Hollanda hükümetinin yaptığı bu ihlal aynı zamanda insan hakları bildirgesinin de ihlali anlamına geliyor. Bu nedenle Türkiye yaşanan bu olayı AİHM'e taşıyabileceği gibi Birleşmiş Milletler'e de şikayet edebilecek.

Türkiye Cumhurbaşkanı Erdoğan'ın Hollanda'da çarşamba günü gerçekleşecek seçimlerden sonra diplomasi nasıl yapılır görecekler demesinin aslında ardında pek çok gidilecek kapı yatıyor.

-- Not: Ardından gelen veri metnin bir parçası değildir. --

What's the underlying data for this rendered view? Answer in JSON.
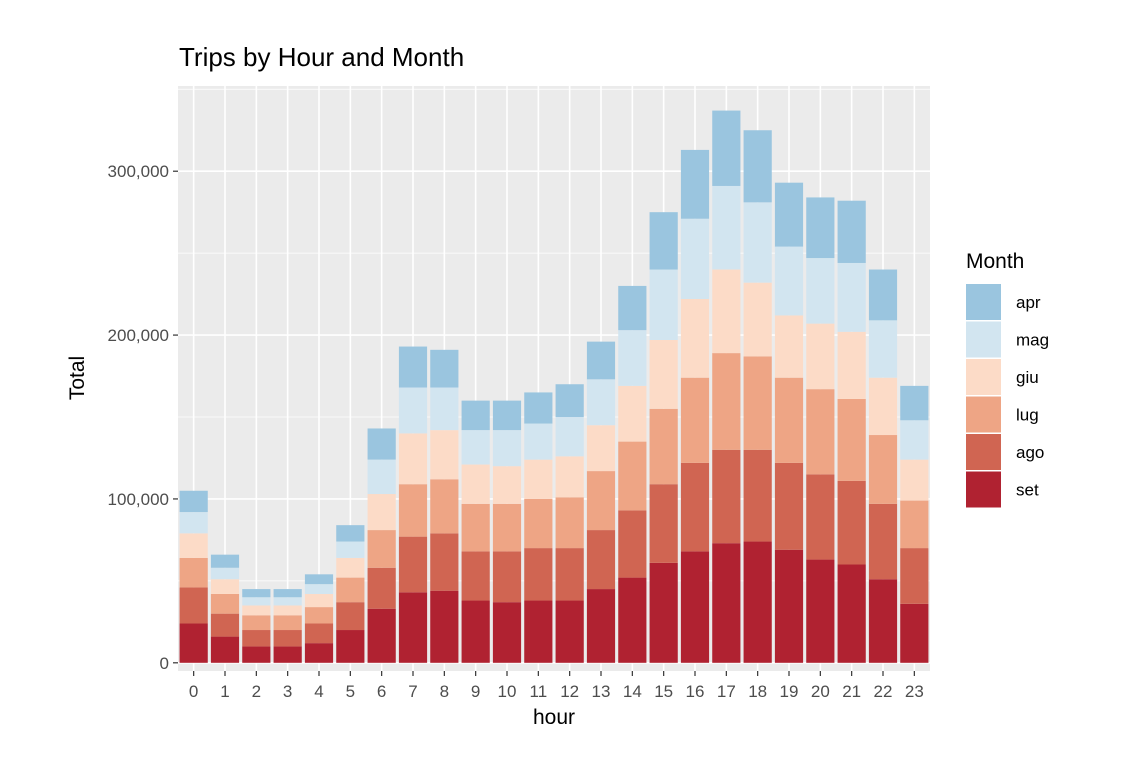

Ekonomik yaptırımları daha yazmıyorum çünkü bunun her iki ülke ekonomisine de ciddi zararları olacağından bu yol tercih edilmeyebilir. Zaten Türkiye Ekonomi Bakanı Nihat Zeybekci'nin de bu konuda önemli açıklamaları var.

Türkiye ile Hollanda arasında yaşanan diplomatik krizin sonu ne olur bunu şimdiden kestirmek zor, fakat önceki gece sabah saat üçe kadar birçoğumuzu ekran karşısına kilitlediği malum. AK Parti karşıtlarının içten içe sevindiği bir durum oldu yaşanan kriz hem de işin özünü anlamadan. Türkiye'nin Almanya başta olmak üzere bazı Avrupa ülkeleriyle tarihe dayanan çok ciddi dostlukları var, bunlar öyle ciddi dostluklar ki öyle gelip geçen hükümetlerle bozulmaması gerekiyor. Olaya kısaca bakalım ve konunun derinliklerine inelim. 16 Nisan'da Türkiye'de anayasa referandumu gerçekleşecek. Bu referandumda evet çıkması için AK Parti hükümetinin tamamının yurt dışında yaşayan Türk vatandaşlarına yönelik bir destek arayışı var. Bu da son derece normal.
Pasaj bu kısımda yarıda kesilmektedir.